Of course, her editor insisted on publishing the book exactly the way SARK had drawn it, in a style that has continued through her next 12 books and garnered an enthusiastic audience ranging in age from schoolchildren to senior citizens. These days, SARK receives thousands of calls a month on her inspiration phone line—where she leaves recorded messages about her creative musings. The Planet SARK message boards (at http://PlanetSARK.com) are full of posts from her readers about their progress on dreams as varied as traveling to India, selling handmade jewelry, making peace with a deceased uncle, paying off debt and “finding a place where I feel like I belong.” SARK herself has posted more than 1,700 replies and travels the country teaching workshops on how to live one’s dreams more fully.
SARK will lead her first Sacramento workshop on Friday, October 28, at East West Books. Titled Free Your Creative Spirit, the event is part of a tour for the recently released SARK’s New Creative Companion: Ways to Free Your Creative Spirit, an updated version of her first book with 16 new pages, new paintings and color on every page.
“It’s time to bring [the book] back because creative energy and creative thinking and creative spirits in action are exactly what we need in our world right now, for every single challenge we’re facing,” SARK said.
The workshop will include stories, games, guided imagery and group activity. “It’s all tailor-made to include introverts,” she promised, “because I am an introvert. I know what it’s like to be afraid to attend something for fear you’ll be forced into talking and made to participate. That’s not the kind of person I am. I make it a safe and very, very fun environment.”

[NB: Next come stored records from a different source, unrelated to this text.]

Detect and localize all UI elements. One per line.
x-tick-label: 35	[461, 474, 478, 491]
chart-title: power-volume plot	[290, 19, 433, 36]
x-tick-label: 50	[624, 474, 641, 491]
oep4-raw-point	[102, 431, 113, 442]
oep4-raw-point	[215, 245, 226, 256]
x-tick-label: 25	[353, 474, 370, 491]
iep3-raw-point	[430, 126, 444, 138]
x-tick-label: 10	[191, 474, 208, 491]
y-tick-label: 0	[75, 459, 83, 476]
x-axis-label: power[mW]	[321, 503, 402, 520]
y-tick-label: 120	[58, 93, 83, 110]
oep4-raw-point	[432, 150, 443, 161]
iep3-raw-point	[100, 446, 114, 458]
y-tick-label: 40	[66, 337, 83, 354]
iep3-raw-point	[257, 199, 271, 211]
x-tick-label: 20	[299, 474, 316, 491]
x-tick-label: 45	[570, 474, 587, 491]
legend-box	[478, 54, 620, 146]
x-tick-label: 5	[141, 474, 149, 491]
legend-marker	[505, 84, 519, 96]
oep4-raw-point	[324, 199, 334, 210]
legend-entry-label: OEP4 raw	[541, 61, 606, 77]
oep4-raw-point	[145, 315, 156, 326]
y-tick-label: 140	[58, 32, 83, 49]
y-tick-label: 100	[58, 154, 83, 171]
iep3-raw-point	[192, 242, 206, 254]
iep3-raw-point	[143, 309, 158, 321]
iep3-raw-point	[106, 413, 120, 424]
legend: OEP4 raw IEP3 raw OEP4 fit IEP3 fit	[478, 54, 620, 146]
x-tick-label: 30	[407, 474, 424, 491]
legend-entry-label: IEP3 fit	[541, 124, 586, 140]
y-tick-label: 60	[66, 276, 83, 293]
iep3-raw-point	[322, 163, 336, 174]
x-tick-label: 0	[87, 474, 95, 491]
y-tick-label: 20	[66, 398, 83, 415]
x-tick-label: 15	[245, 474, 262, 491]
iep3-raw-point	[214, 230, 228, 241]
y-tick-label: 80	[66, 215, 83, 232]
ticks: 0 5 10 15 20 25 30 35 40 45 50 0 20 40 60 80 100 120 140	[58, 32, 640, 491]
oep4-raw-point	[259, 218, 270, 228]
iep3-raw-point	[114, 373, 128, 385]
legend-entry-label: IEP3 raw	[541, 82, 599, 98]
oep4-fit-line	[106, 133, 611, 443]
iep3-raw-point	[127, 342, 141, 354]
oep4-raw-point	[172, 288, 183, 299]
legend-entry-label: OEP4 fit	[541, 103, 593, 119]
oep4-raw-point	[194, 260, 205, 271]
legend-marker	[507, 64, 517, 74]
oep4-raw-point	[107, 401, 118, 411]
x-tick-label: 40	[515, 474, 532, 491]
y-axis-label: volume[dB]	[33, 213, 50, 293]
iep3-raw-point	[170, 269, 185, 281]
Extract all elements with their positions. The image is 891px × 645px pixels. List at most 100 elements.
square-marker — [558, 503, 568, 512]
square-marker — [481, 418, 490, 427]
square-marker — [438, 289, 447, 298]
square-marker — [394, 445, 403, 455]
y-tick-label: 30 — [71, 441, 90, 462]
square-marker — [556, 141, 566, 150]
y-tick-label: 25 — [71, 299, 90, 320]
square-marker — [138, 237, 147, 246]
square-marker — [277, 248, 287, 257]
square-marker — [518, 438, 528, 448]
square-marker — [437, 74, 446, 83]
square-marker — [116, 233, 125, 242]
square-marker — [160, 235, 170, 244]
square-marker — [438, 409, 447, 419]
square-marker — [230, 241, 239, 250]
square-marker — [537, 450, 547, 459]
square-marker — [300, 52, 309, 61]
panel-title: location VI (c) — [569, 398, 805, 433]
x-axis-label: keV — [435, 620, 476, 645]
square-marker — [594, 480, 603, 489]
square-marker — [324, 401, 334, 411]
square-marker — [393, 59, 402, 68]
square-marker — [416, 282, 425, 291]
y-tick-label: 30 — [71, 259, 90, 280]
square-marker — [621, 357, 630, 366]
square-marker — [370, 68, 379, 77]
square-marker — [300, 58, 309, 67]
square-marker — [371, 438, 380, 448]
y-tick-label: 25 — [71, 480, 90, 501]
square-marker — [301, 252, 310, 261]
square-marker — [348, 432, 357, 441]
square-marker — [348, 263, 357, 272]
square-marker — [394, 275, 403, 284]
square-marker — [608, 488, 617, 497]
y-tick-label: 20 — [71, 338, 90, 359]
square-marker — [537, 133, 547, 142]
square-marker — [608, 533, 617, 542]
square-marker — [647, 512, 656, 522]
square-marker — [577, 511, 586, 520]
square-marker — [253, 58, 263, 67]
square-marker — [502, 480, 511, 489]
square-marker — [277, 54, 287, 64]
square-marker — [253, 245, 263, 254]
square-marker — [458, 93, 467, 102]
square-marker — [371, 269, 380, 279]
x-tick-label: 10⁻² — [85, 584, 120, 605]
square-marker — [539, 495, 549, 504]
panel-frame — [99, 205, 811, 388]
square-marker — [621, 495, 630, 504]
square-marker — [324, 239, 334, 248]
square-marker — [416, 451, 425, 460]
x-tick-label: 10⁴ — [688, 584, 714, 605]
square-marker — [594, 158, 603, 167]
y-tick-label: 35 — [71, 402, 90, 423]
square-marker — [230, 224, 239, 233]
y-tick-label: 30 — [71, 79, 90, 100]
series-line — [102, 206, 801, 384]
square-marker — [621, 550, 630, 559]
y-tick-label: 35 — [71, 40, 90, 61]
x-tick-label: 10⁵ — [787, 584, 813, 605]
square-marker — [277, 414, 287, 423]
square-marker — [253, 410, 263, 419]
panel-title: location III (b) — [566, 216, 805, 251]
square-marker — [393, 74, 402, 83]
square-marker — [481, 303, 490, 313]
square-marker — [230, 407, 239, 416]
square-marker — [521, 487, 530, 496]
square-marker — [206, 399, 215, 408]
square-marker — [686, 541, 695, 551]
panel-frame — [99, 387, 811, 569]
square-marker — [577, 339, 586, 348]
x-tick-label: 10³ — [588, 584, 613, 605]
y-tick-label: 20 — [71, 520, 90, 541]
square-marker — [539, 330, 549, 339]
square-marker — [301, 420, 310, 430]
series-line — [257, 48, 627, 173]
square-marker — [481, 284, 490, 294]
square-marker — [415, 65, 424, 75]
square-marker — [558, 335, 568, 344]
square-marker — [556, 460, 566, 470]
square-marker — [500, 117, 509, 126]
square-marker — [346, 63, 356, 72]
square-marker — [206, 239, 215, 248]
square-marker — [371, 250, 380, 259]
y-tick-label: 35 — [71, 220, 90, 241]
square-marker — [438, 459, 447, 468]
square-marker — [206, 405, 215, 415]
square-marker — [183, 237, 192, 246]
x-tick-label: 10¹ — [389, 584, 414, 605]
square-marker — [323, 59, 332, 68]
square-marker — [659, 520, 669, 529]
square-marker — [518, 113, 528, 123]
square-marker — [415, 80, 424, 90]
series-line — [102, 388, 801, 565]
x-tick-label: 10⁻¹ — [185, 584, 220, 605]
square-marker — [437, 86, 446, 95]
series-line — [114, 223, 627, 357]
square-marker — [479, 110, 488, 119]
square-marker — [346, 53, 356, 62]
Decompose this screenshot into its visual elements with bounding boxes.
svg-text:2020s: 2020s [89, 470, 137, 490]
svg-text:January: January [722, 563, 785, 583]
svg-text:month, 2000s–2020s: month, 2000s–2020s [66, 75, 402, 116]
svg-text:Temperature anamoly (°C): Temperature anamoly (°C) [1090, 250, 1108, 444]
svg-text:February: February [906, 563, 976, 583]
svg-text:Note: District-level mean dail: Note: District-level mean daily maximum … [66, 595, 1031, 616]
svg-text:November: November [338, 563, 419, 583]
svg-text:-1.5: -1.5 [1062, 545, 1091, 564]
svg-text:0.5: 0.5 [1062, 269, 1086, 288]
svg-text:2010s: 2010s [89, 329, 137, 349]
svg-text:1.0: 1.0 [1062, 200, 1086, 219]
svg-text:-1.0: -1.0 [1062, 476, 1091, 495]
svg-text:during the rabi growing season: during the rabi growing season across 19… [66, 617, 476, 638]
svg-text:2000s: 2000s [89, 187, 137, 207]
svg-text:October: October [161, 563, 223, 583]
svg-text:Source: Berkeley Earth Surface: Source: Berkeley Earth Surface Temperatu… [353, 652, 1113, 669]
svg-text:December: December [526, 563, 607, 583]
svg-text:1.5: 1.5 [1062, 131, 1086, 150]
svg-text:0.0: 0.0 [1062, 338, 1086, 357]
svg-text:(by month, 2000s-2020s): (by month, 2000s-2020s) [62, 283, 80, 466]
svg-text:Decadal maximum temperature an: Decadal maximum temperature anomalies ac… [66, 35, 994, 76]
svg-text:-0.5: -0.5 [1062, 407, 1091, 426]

The fact that the woman behind such revealingly autobiographical and exuberantly colorful books considers herself an introvert might surprise her readers, but SARK is used to debunking assumptions about herself. As she announced in Succulent Wild Woman, “I am not always a positive person. People call my inspiration phone line, or read my books, and decide that I’m this super-positive person with glitter in her hair and a beatific smile. … I am flooded with the same doubts, terrors, insecurities, rages, incessant worries and critical inner voices as everyone else—maybe more!”
“I have written about my faults in embarrassing detail, and people choose not to remember that,” SARK said. “It’s a form of projection, and it’s something that’s challenging to deal with, frankly. It makes me feel like I can’t be a real person, and it goes against everything I’m advising them to do.”
When asked how she responds to people who expect her to radiate inspiration and solve their problems, she said, “First I slap them, and then I say, ‘Have you read the books?’”
She laughed deeply before admitting she actually practices “de-idealization,” which means she’ll admit right away at a workshop that she’s having a bad day or doesn’t necessarily know any more than anyone else. “I believe in speaking into anything that’s not being said,” she explained.
She also believes in asking people about their creative dreams, be it in workshops, on airplanes, on the Web or over cups of tea. “It’s one of my favorite subjects,” she said. “Everybody’s got them. Everybody’s doing them. It’s so exciting when people are actualizing them and also when they’re stuck.”
When asked about her own creative dreams, SARK grabbed the list she published in Make Your Creative Dreams Real. “I’m curious which ones I’ve done or which ones have changed since then,” she said. She read the list aloud. Its wide and varied goals include treehouse living, African safaris, adopting a child and having a radio show. She paused after each one to acknowledge her progress: “Living in Ireland: a dream. Creating a foundation for arts programs in the schools: I’ve done it. It just needs to be funded.” At the end of the list, she laughed and asked herself, “What will the new ones be?”
Perhaps Henry Miller can answer that. He does still visit her dreams, after all. “But now,” SARK said, “he just laughs.”